Ghosts, skeletons, and zombies! It’s Halloween, and our neighborhood is overrun by scary creatures playing trick-or-treat.
But look carefully. The most terrifying monsters in our neighborhood are the ones strangling our trees! Invasive vines are real-life ‘serial killers’ — stealing food, water, and light from trees, and leaving ghosts, skeletons, and zombies behind.
You’ve seen these vines doing their evil deeds. Our roadsides are infested with them. Our woods are being devoured by them. They cause trees to fall onto roads and buildings, costing taxpayers, utilities, highway departments, parks, and private property owners billions of dollars in property damage, clean-up, and removal. Even worse, in forests, meadows, and wetlands, these vines are replacing the native plants essential to maintaining biodiversity –the insects, birds, and animals in our ecosystem.
Three of the most destructive vines in our region are Oriental Bittersweet, Porcelain Berry, and the ever-popular English Ivy.
All of these vines belong on other continents. They are invasive here because they have no natural controls in North America and, therefore, are able to aggressively out-compete our native plants.
So, how did they get here?
Gardeners! All of these killer vines were imported and planted here intentionally because gardeners found them attractive. European colonists introduced English Ivy as early as 1727. Oriental Bittersweet was introduced as a garden plant in the 1860’s, and Porcelain Berry was brought to the US from East Asia as an ornamental ground cover in the 1870’s. These plants had no commercial use or food value for humans or animals — they were planted solely for decoration. To be fair, gardeners back then had no idea what horror they were unleashing on the Eastern US. But we can learn from their mistakes.
Oriental Bittersweet is invasive from Maine to North Carolina and west to Wisconsin and Missouri. It is fast-growing and easily overwhelms native vegetation, both on the ground and in the tree canopy. Its enormous vines, up to 4 inches in diameter, can strangle, and even uproot, mature trees and shrubs.
Porcelain Berry is invasive from New England to Virginia and west to Wisconsin and Iowa. It is extremely aggressive on roadsides and other disturbed areas, as well as along forest edges. It runs along power lines, and often brings them down in storms. Porcelain Berry kills by completely enclosing shrubs and trees, stealing all available light, until the smothered plant dies.
Ivy is a serious problem for us at the Nature Center, and we have warned about its dangers in earlier posts.
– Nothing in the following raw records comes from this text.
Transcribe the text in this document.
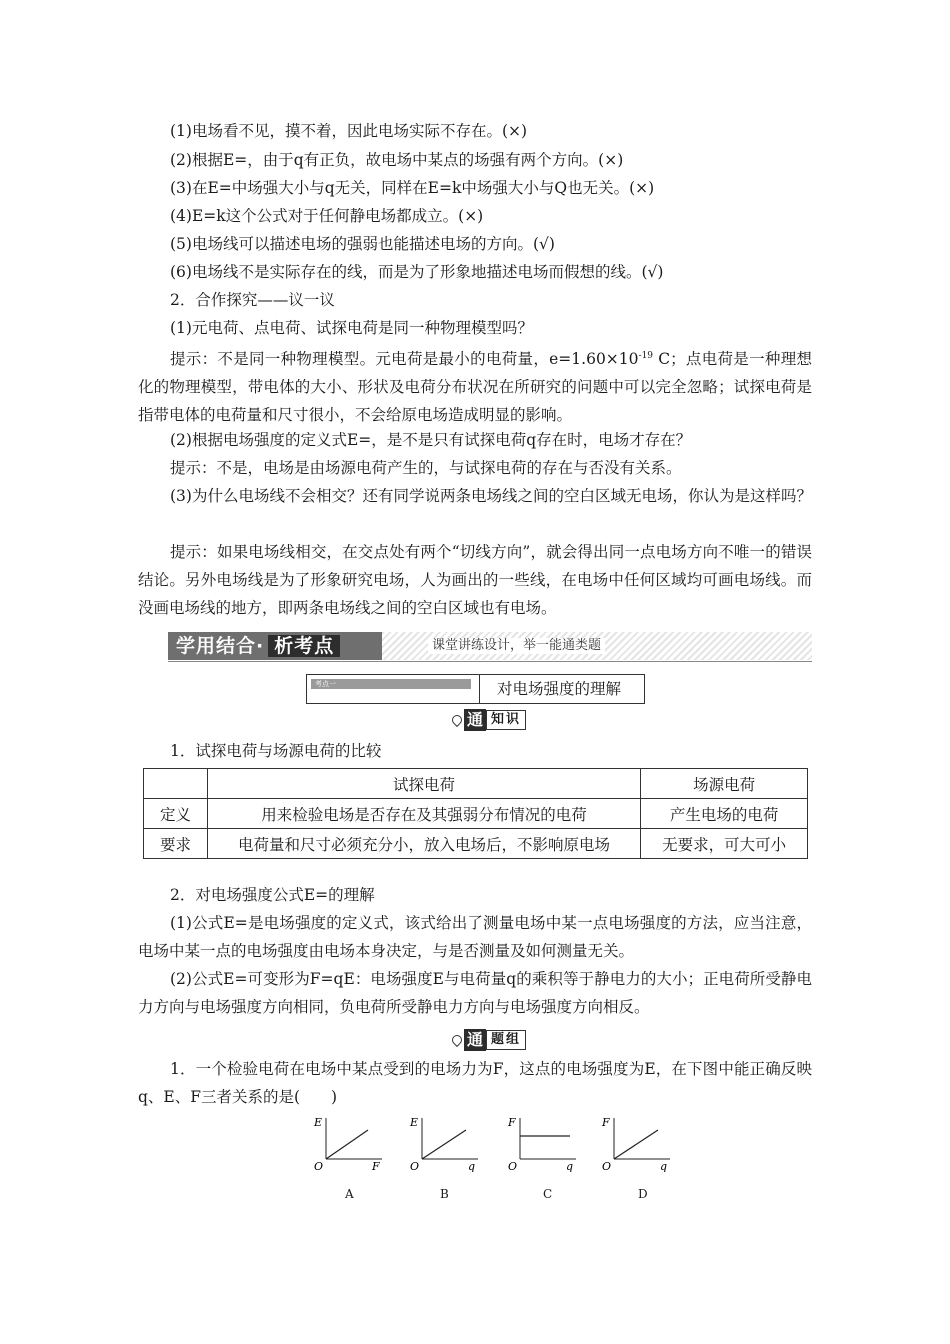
(1)电场看不见，摸不着，因此电场实际不存在。(×)
(2)根据E=，由于q有正负，故电场中某点的场强有两个方向。(×)
(3)在E=中场强大小与q无关，同样在E=k中场强大小与Q也无关。(×)
(4)E=k这个公式对于任何静电场都成立。(×)
(5)电场线可以描述电场的强弱也能描述电场的方向。(√)
(6)电场线不是实际存在的线，而是为了形象地描述电场而假想的线。(√)
2．合作探究——议一议
(1)元电荷、点电荷、试探电荷是同一种物理模型吗？
提示：不是同一种物理模型。元电荷是最小的电荷量，$e=1.60\times 10^{-19}$ C；点电荷是一种理想化的物理模型，带电体的大小、形状及电荷分布状况在所研究的问题中可以完全忽略；试探电荷是指带电体的电荷量和尺寸很小，不会给原电场造成明显的影响。
(2)根据电场强度的定义式E=，是不是只有试探电荷q存在时，电场才存在？
提示：不是，电场是由场源电荷产生的，与试探电荷的存在与否没有关系。
(3)为什么电场线不会相交？还有同学说两条电场线之间的空白区域无电场，你认为是这样吗？
提示：如果电场线相交，在交点处有两个“切线方向”，就会得出同一点电场方向不唯一的错误结论。另外电场线是为了形象研究电场，人为画出的一些线，在电场中任何区域均可画电场线。而没画电场线的地方，即两条电场线之间的空白区域也有电场。
学用结合· 析考点	课堂讲练设计，举一能通类题
考点一	对电场强度的理解
通 知识
1．试探电荷与场源电荷的比较
	试探电荷	场源电荷
定义	用来检验电场是否存在及其强弱分布情况的电荷	产生电场的电荷
要求	电荷量和尺寸必须充分小，放入电场后，不影响原电场	无要求，可大可小
2．对电场强度公式E=的理解
(1)公式E=是电场强度的定义式，该式给出了测量电场中某一点电场强度的方法，应当注意，电场中某一点的电场强度由电场本身决定，与是否测量及如何测量无关。
(2)公式E=可变形为F=qE：电场强度E与电荷量q的乘积等于静电力的大小；正电荷所受静电力方向与电场强度方向相同，负电荷所受静电力方向与电场强度方向相反。
通 题组
1．一个检验电荷在电场中某点受到的电场力为F，这点的电场强度为E，在下图中能正确反映q、E、F三者关系的是(　　)
E
O	F
E
O	q
F
O	q
F
O	q
A	B	C	D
See Evil Ivy Over Everything here. Where Ivy has escaped gardens in the US, it has destroyed vast areas of woodlands, reducing vibrant and diverse local ecologies to monocultures with no value at all for birds, insects, or forest animals. In suburban landscapes, Ivy causes enormous damage to trees, fences, and wood siding.
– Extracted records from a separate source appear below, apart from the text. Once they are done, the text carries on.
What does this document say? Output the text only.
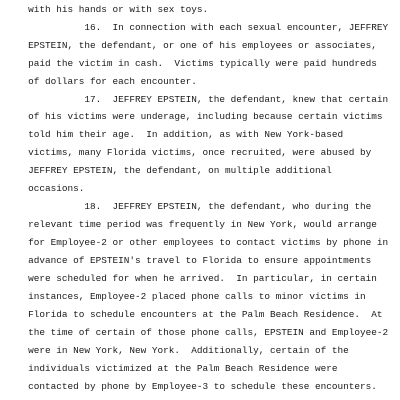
with his hands or with sex toys.
16.  In connection with each sexual encounter, JEFFREY
EPSTEIN, the defendant, or one of his employees or associates,
paid the victim in cash.  Victims typically were paid hundreds
of dollars for each encounter.
17.  JEFFREY EPSTEIN, the defendant, knew that certain
of his victims were underage, including because certain victims
told him their age.  In addition, as with New York-based
victims, many Florida victims, once recruited, were abused by
JEFFREY EPSTEIN, the defendant, on multiple additional
occasions.
18.  JEFFREY EPSTEIN, the defendant, who during the
relevant time period was frequently in New York, would arrange
for Employee-2 or other employees to contact victims by phone in
advance of EPSTEIN's travel to Florida to ensure appointments
were scheduled for when he arrived.  In particular, in certain
instances, Employee-2 placed phone calls to minor victims in
Florida to schedule encounters at the Palm Beach Residence.  At
the time of certain of those phone calls, EPSTEIN and Employee-2
were in New York, New York.  Additionally, certain of the
individuals victimized at the Palm Beach Residence were
contacted by phone by Employee-3 to schedule these encounters.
So, what have we learned from these gardening mistakes? According to the National Park Service, of the 1200 invasive plant species currently documented in natural areas, almost two-thirds were intentionally imported and planted as ornamental plants. Until recently, all three of these killer vines were still being sold and planted in gardens. In 2015, Oriental Bittersweet and Porcelain Berry finally were recognized as threats to the environment, and legally prohibited for sale and distribution in New York and a number of other states. English Ivy, however, has somehow been given a pass, and is still legally sold in every state except Oregon. Unfortunately, hundreds of other ornamental plant species, already known to be invasive, are still being sold and planted by gardeners all over the US. Legal regulation of invasive plants lags way behind the science.
So, what can we do to help? First, remove and destroy these three killer vines wherever you can, and be sure that the vines and berries go into the trash – not into brush piles or compost where they can easily spread further.
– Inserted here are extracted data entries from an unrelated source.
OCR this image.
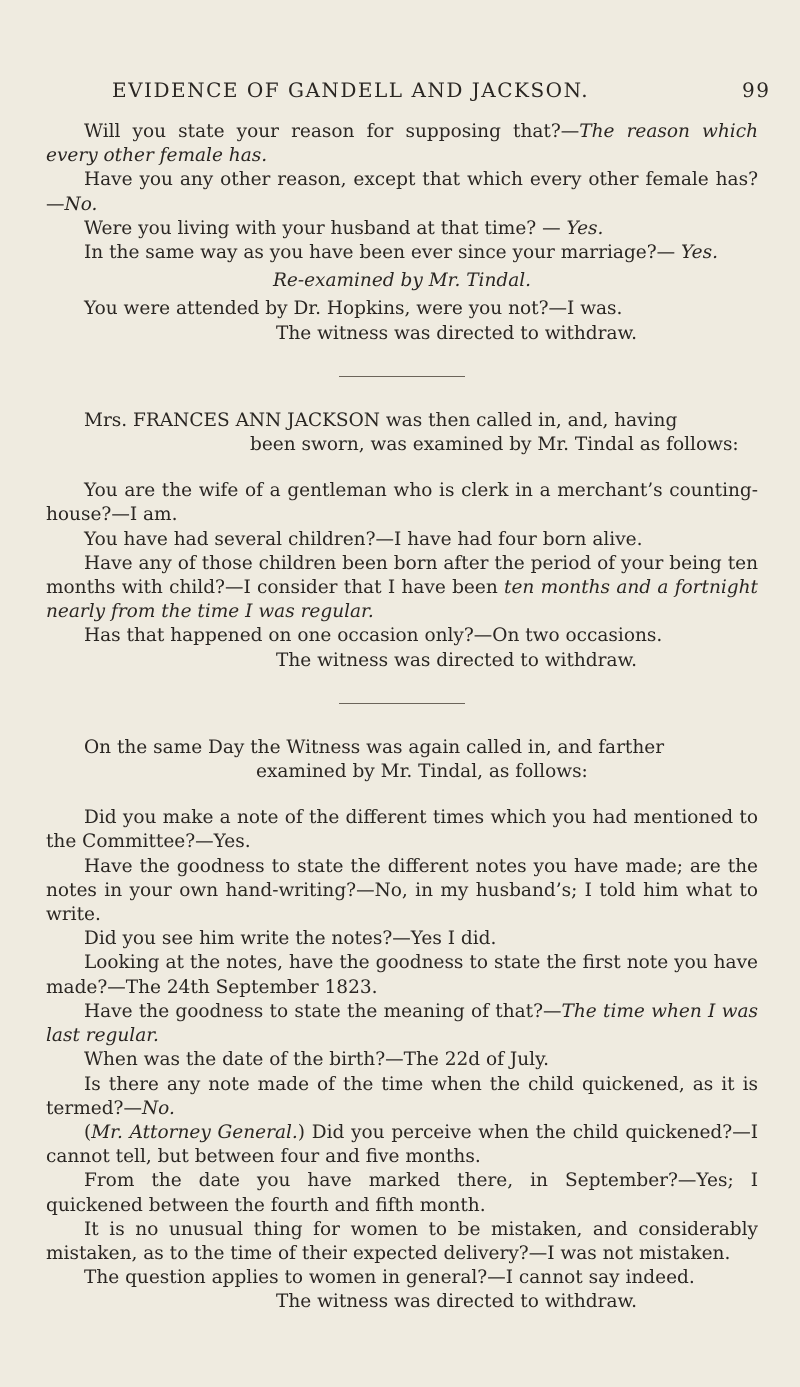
EVIDENCE OF GANDELL AND JACKSON.	99

Will you state your reason for supposing that?—The reason which every other female has.

Have you any other reason, except that which every other female has?—No.

Were you living with your husband at that time? — Yes.

In the same way as you have been ever since your marriage?— Yes.

Re-examined by Mr. Tindal.

You were attended by Dr. Hopkins, were you not?—I was.

The witness was directed to withdraw.

Mrs. FRANCES ANN JACKSON was then called in, and, having

been sworn, was examined by Mr. Tindal as follows:

You are the wife of a gentleman who is clerk in a merchant’s counting-house?—I am.

You have had several children?—I have had four born alive.

Have any of those children been born after the period of your being ten months with child?—I consider that I have been ten months and a fortnight nearly from the time I was regular.

Has that happened on one occasion only?—On two occasions.

The witness was directed to withdraw.

On the same Day the Witness was again called in, and farther

examined by Mr. Tindal, as follows:

Did you make a note of the different times which you had mentioned to the Committee?—Yes.

Have the goodness to state the different notes you have made; are the notes in your own hand-writing?—No, in my husband’s; I told him what to write.

Did you see him write the notes?—Yes I did.

Looking at the notes, have the goodness to state the first note you have made?—The 24th September 1823.

Have the goodness to state the meaning of that?—The time when I was last regular.

When was the date of the birth?—The 22d of July.

Is there any note made of the time when the child quickened, as it is termed?—No.

(Mr. Attorney General.) Did you perceive when the child quickened?—I cannot tell, but between four and five months.

From the date you have marked there, in September?—Yes; I quickened between the fourth and fifth month.

It is no unusual thing for women to be mistaken, and considerably mistaken, as to the time of their expected delivery?—I was not mistaken.

The question applies to women in general?—I cannot say indeed.

The witness was directed to withdraw.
Next, before buying or planting any ornamental plant, do a quick investigation. It’s easy! Enter the name of the plant you’re considering into Google, or another search engine, along with the word “native” to quickly find out where the species originated. Plants native to your region are safe and beneficial to the ecology.
If the plant you are considering is not native to your region, do the search again, adding the word “invasive” along with the plant name. Websites devoted to preventing the spread of invasive plants will come up in your search and warn you if a plant is a known threat to our environment. Here is a sample search for the common landscape plant, Burning Bush.
Collectively, home gardeners have a huge impact on the environment. The most obvious example of their power – for good and for ill – is the horror of almost 1000 invasive ornamental species damaging our ecosystem. Our gardening forebearers made some terrible mistakes and unleashed these scary monsters on us. We can do better.